PayPorter – Hızlıpara Ödeme Hizmetleri ve Elektronik Para A.Ş. Genel Müdürü İzzet Metcan’ı ağırladığımız Nisan sayımızda Metcan, firma olarak fintek dünyasına dair hayata geçirdikleri yatırımlar ve yeni dönem projelerinden bahsederken; Türkiye’nin fintek ekosisteminde sektörü tüketiciler nezdinde daha yaygın hale getirerek güçlendirmeye yönelik atılması gereken adımları okurlarımızla paylaştı.
Tüketicilerin finansal hizmetlere erişimini kolaylaştıran bir sistem olarak öne çıkan ve büyük bir yükseliş yaşayan fintek ekosistemine dair PayPorter’ın hayata geçirdiği yatırımlar nedir, yeni yatırım ve projelerinizden de bahseder misiniz?
PayPorter olarak halen 185 civarı ülkeye anında ve uygun fiyatla para göndermek ve adınıza gelen parayı tamamen ücretsiz olarak alabilmek mümkündür. “Paranın olduğu her alanda en hızlı, en güvenli ve en yaygın hizmeti sunmak” misyonu ile uluslararası para transferi ve ödeme alanında yatırım ve projelerimizi hayata geçiriyoruz. Markalarımızdan kuikpara ise dijital bir cüzdan uygulamasıdır. Kullanıcıların cep telefonları üzerinden hızlı ve güvenli uluslararası para gönderme alma, fatura ödeme gibi işlemleri 7/24 ve anında kolayca yapmasını sağlar. kuikpos markamız ile sunduğumuz sanal POS çözümleri, tek bir entegrasyonla tek çekim, taksitli satış ve güvenli ödeme alabilme imkanı sunarak tüketicilere ve işletmelere değer katmaktadır. Önümüzdeki dönemde başta ön ödemeli kart olmak üzere yeni projelerimizi hayata geçireceğiz.

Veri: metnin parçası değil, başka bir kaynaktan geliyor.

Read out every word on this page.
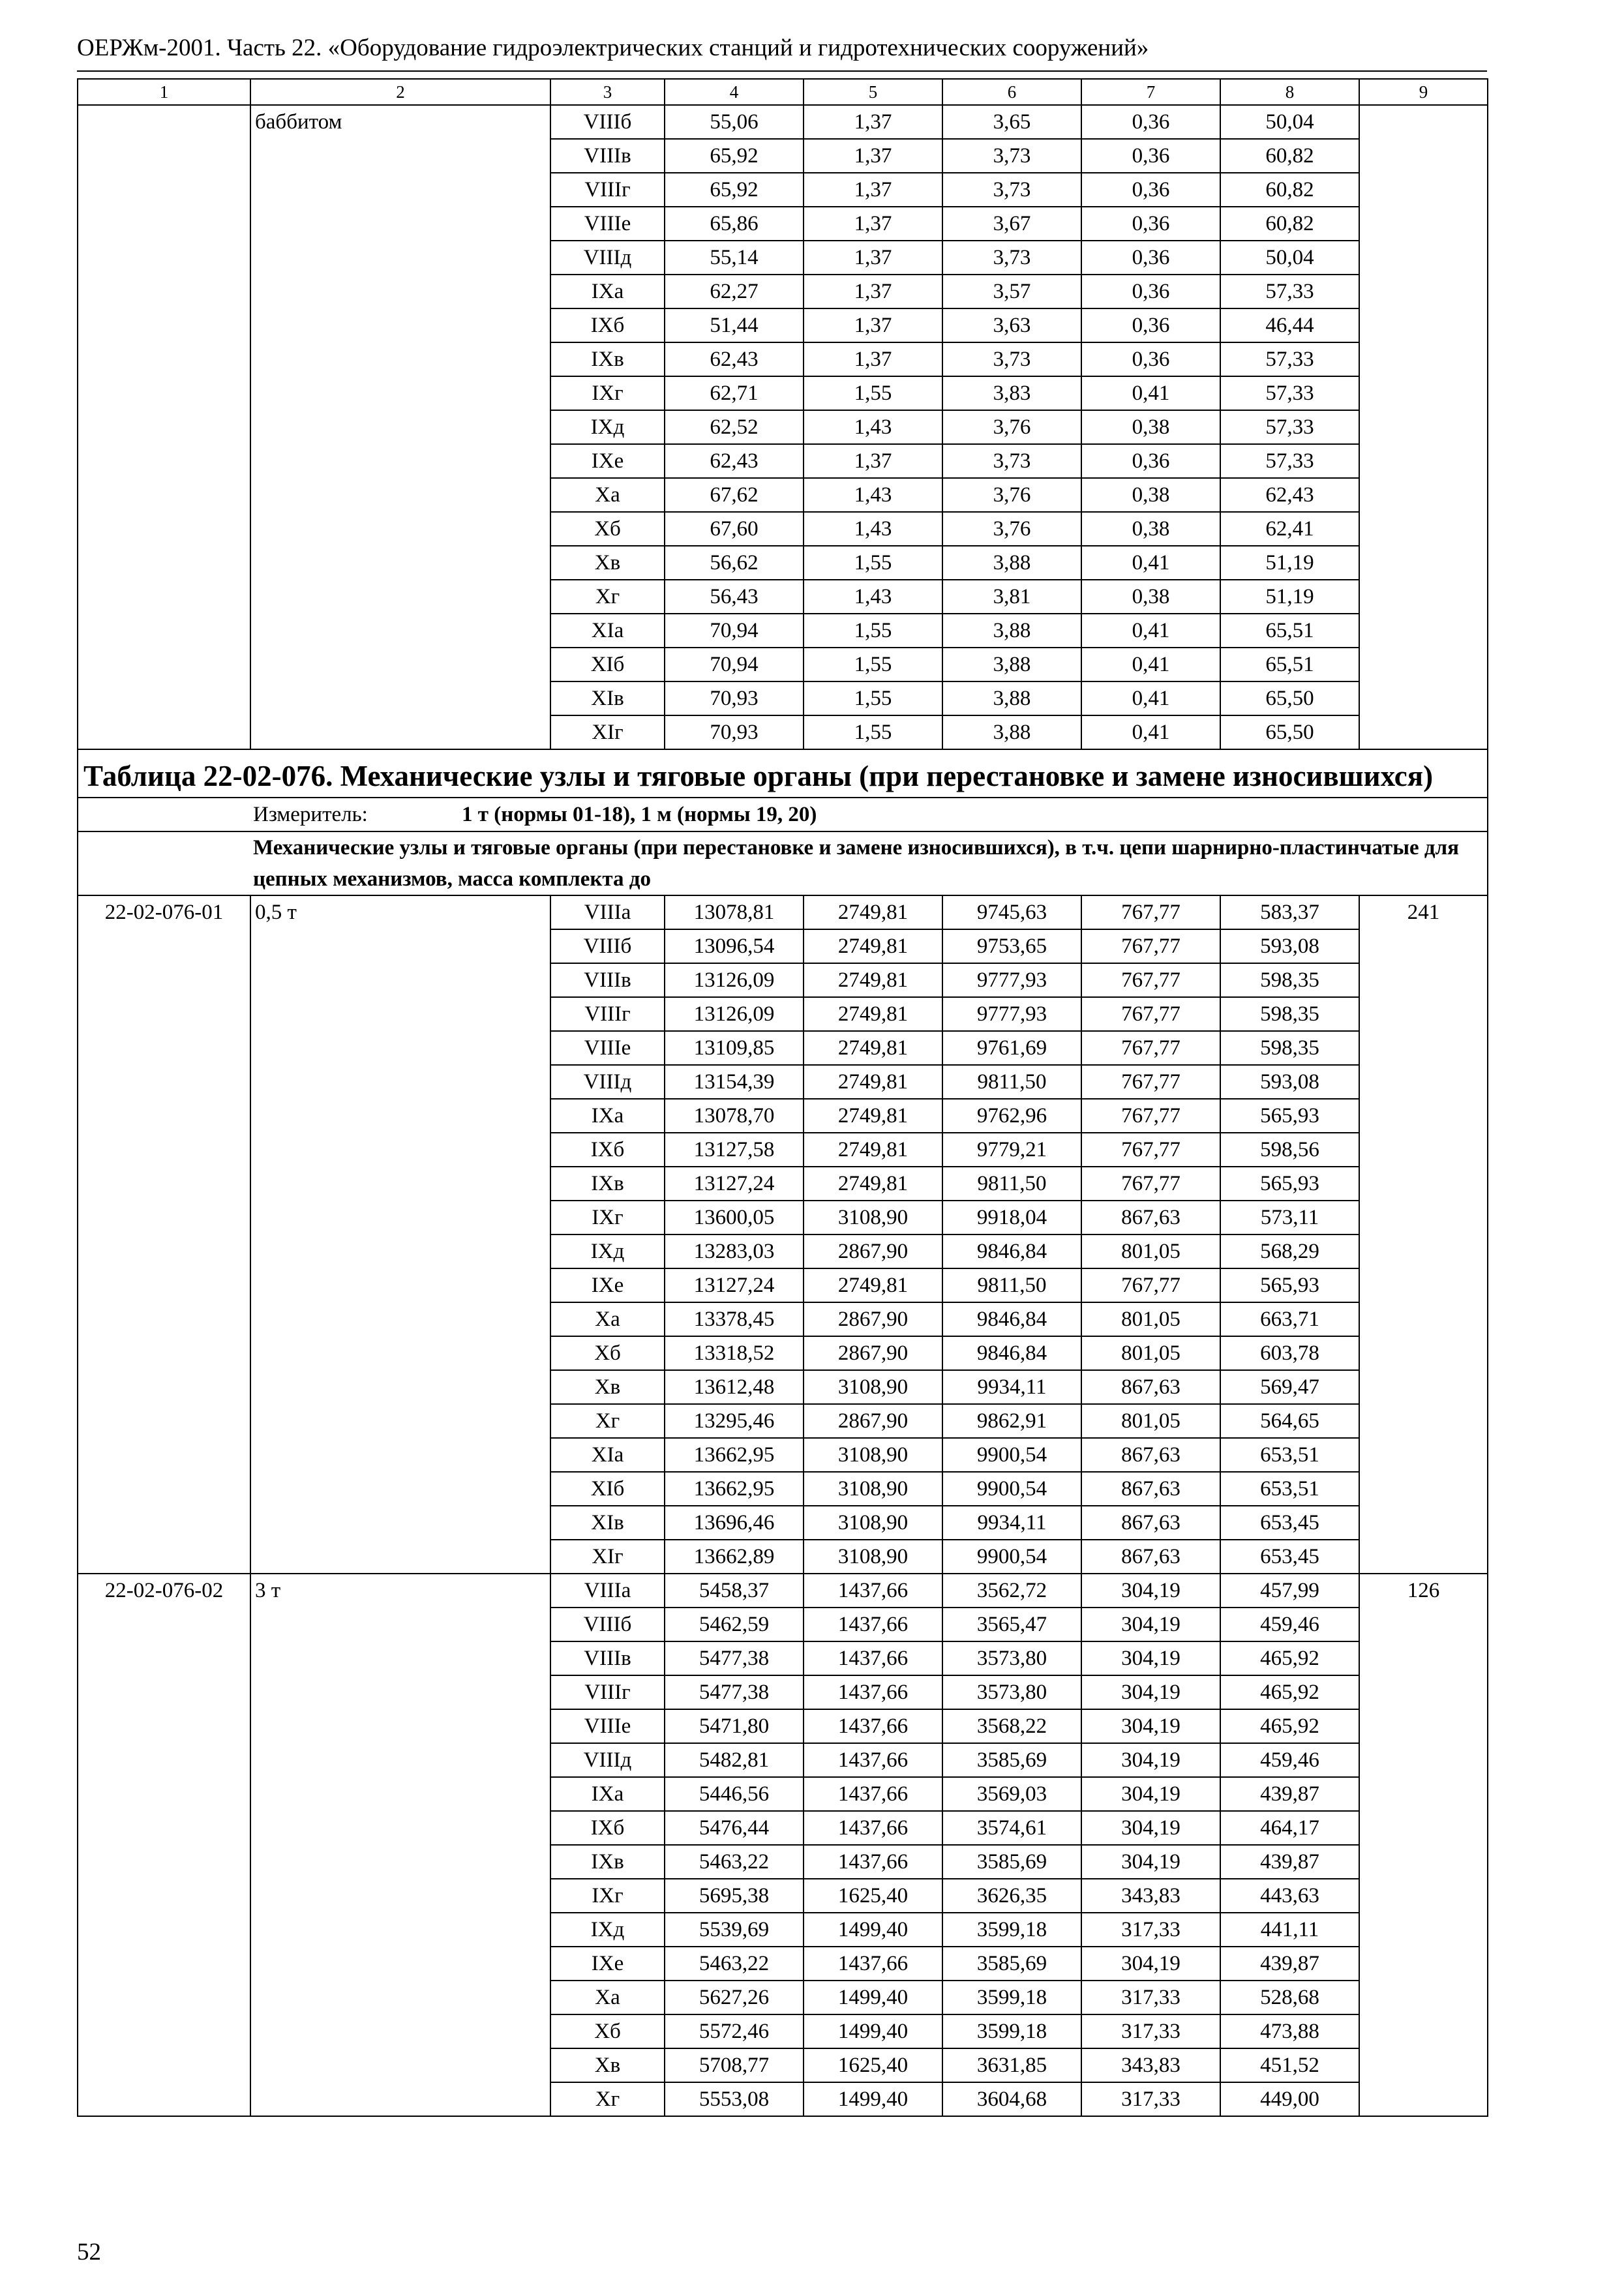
ОЕРЖм-2001. Часть 22. «Оборудование гидроэлектрических станций и гидротехнических сооружений»
1	2	3	4	5	6	7	8	9
	баббитом	VIIIб	55,06	1,37	3,65	0,36	50,04	
		VIIIв	65,92	1,37	3,73	0,36	60,82	
		VIIIг	65,92	1,37	3,73	0,36	60,82	
		VIIIе	65,86	1,37	3,67	0,36	60,82	
		VIIIд	55,14	1,37	3,73	0,36	50,04	
		IXа	62,27	1,37	3,57	0,36	57,33	
		IXб	51,44	1,37	3,63	0,36	46,44	
		IXв	62,43	1,37	3,73	0,36	57,33	
		IXг	62,71	1,55	3,83	0,41	57,33	
		IXд	62,52	1,43	3,76	0,38	57,33	
		IXе	62,43	1,37	3,73	0,36	57,33	
		Xа	67,62	1,43	3,76	0,38	62,43	
		Xб	67,60	1,43	3,76	0,38	62,41	
		Xв	56,62	1,55	3,88	0,41	51,19	
		Xг	56,43	1,43	3,81	0,38	51,19	
		XIа	70,94	1,55	3,88	0,41	65,51	
		XIб	70,94	1,55	3,88	0,41	65,51	
		XIв	70,93	1,55	3,88	0,41	65,50	
		XIг	70,93	1,55	3,88	0,41	65,50	
Таблица 22-02-076. Механические узлы и тяговые органы (при перестановке и замене износившихся)								
Измеритель: 1 т (нормы 01-18), 1 м (нормы 19, 20)								
Механические узлы и тяговые органы (при перестановке и замене износившихся), в т.ч. цепи шарнирно-пластинчатые для цепных механизмов, масса комплекта до								
22-02-076-01	0,5 т	VIIIа	13078,81	2749,81	9745,63	767,77	583,37	241
		VIIIб	13096,54	2749,81	9753,65	767,77	593,08	
		VIIIв	13126,09	2749,81	9777,93	767,77	598,35	
		VIIIг	13126,09	2749,81	9777,93	767,77	598,35	
		VIIIе	13109,85	2749,81	9761,69	767,77	598,35	
		VIIIд	13154,39	2749,81	9811,50	767,77	593,08	
		IXа	13078,70	2749,81	9762,96	767,77	565,93	
		IXб	13127,58	2749,81	9779,21	767,77	598,56	
		IXв	13127,24	2749,81	9811,50	767,77	565,93	
		IXг	13600,05	3108,90	9918,04	867,63	573,11	
		IXд	13283,03	2867,90	9846,84	801,05	568,29	
		IXе	13127,24	2749,81	9811,50	767,77	565,93	
		Xа	13378,45	2867,90	9846,84	801,05	663,71	
		Xб	13318,52	2867,90	9846,84	801,05	603,78	
		Xв	13612,48	3108,90	9934,11	867,63	569,47	
		Xг	13295,46	2867,90	9862,91	801,05	564,65	
		XIа	13662,95	3108,90	9900,54	867,63	653,51	
		XIб	13662,95	3108,90	9900,54	867,63	653,51	
		XIв	13696,46	3108,90	9934,11	867,63	653,45	
		XIг	13662,89	3108,90	9900,54	867,63	653,45	
22-02-076-02	3 т	VIIIа	5458,37	1437,66	3562,72	304,19	457,99	126
		VIIIб	5462,59	1437,66	3565,47	304,19	459,46	
		VIIIв	5477,38	1437,66	3573,80	304,19	465,92	
		VIIIг	5477,38	1437,66	3573,80	304,19	465,92	
		VIIIе	5471,80	1437,66	3568,22	304,19	465,92	
		VIIIд	5482,81	1437,66	3585,69	304,19	459,46	
		IXа	5446,56	1437,66	3569,03	304,19	439,87	
		IXб	5476,44	1437,66	3574,61	304,19	464,17	
		IXв	5463,22	1437,66	3585,69	304,19	439,87	
		IXг	5695,38	1625,40	3626,35	343,83	443,63	
		IXд	5539,69	1499,40	3599,18	317,33	441,11	
		IXе	5463,22	1437,66	3585,69	304,19	439,87	
		Xа	5627,26	1499,40	3599,18	317,33	528,68	
		Xб	5572,46	1499,40	3599,18	317,33	473,88	
		Xв	5708,77	1625,40	3631,85	343,83	451,52	
		Xг	5553,08	1499,40	3604,68	317,33	449,00	
52
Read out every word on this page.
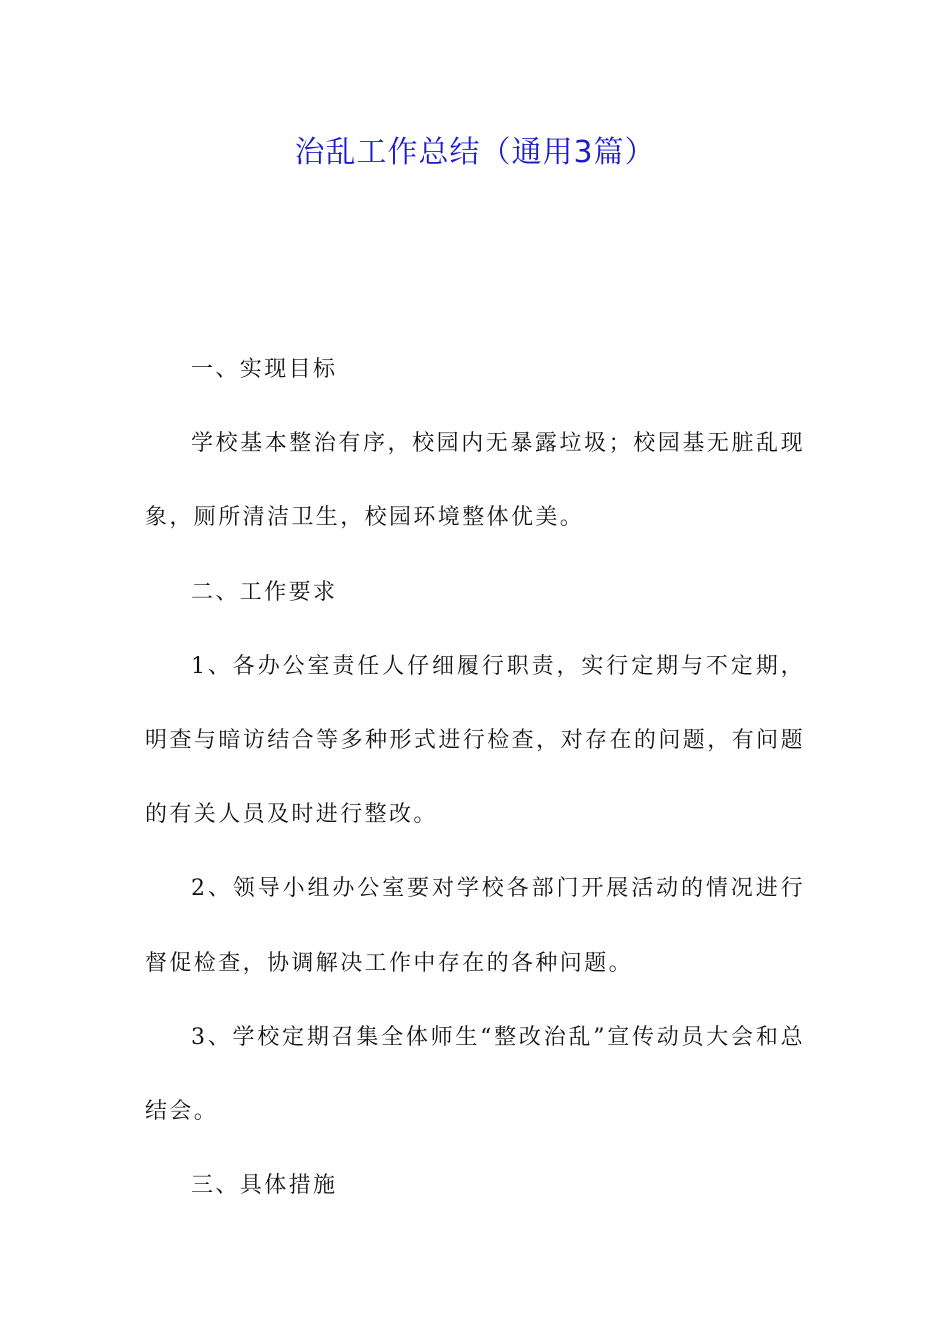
治乱工作总结（通用3篇）

一、实现目标

学校基本整治有序，校园内无暴露垃圾；校园基无脏乱现象，厕所清洁卫生，校园环境整体优美。

二、工作要求

1、各办公室责任人仔细履行职责，实行定期与不定期，明查与暗访结合等多种形式进行检查，对存在的问题，有问题的有关人员及时进行整改。

2、领导小组办公室要对学校各部门开展活动的情况进行督促检查，协调解决工作中存在的各种问题。

3、学校定期召集全体师生“整改治乱”宣传动员大会和总结会。

三、具体措施
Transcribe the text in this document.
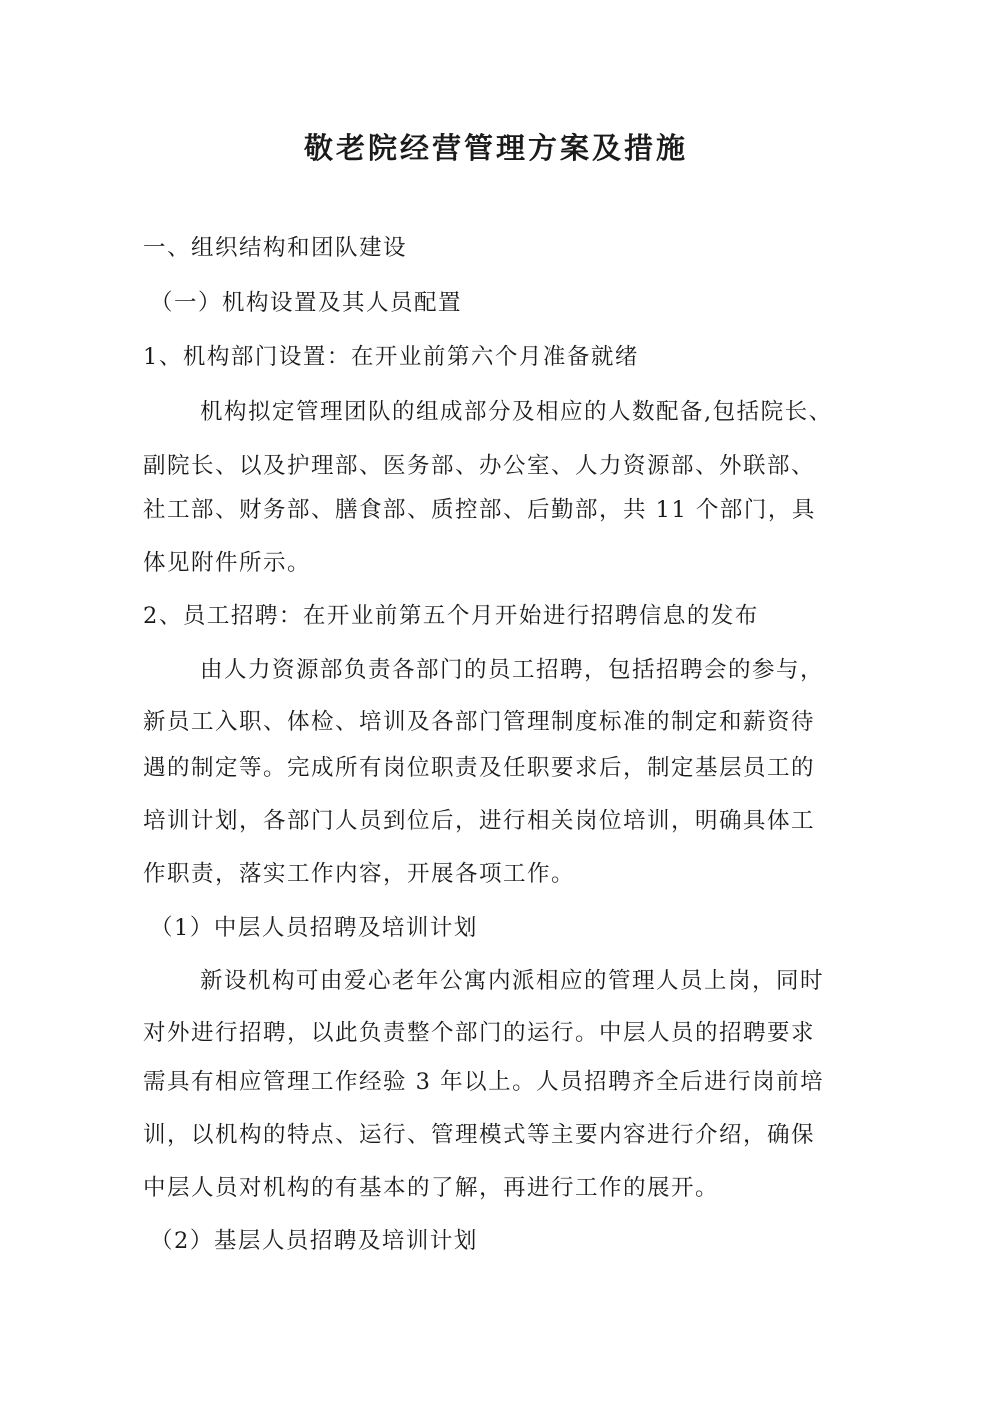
敬老院经营管理方案及措施

一、组织结构和团队建设

（一）机构设置及其人员配置

1、机构部门设置：在开业前第六个月准备就绪

机构拟定管理团队的组成部分及相应的人数配备,包括院长、

副院长、以及护理部、医务部、办公室、人力资源部、外联部、

社工部、财务部、膳食部、质控部、后勤部，共 11 个部门，具

体见附件所示。

2、员工招聘：在开业前第五个月开始进行招聘信息的发布

由人力资源部负责各部门的员工招聘，包括招聘会的参与，

新员工入职、体检、培训及各部门管理制度标准的制定和薪资待

遇的制定等。完成所有岗位职责及任职要求后，制定基层员工的

培训计划，各部门人员到位后，进行相关岗位培训，明确具体工

作职责，落实工作内容，开展各项工作。

（1）中层人员招聘及培训计划

新设机构可由爱心老年公寓内派相应的管理人员上岗，同时

对外进行招聘，以此负责整个部门的运行。中层人员的招聘要求

需具有相应管理工作经验 3 年以上。人员招聘齐全后进行岗前培

训，以机构的特点、运行、管理模式等主要内容进行介绍，确保

中层人员对机构的有基本的了解，再进行工作的展开。

（2）基层人员招聘及培训计划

Teknolojinin gelişimiyle paralel büyüme sergileyen fintek dünyasını önümüzdeki dönemde neler bekliyor, sektördeki bu değişime PayPorter ne kadar hazır?
Fintek dünyası son yıllarda önemli ölçüde büyüdü, bu büyümenin artarak devam etmesini bekliyoruz. Mobil ödemeler, dijitalleşen finansal işlemler ve blokzincir alanlarındaki gelişmeler itici güçler olacaktır.
Önümüzdeki dönemin önemli bir başka özelliği de artan regülasyonlar olacaktır. Yeni düzenlemelere fintek şirketlerinin hızla adapte olması gerekecektir.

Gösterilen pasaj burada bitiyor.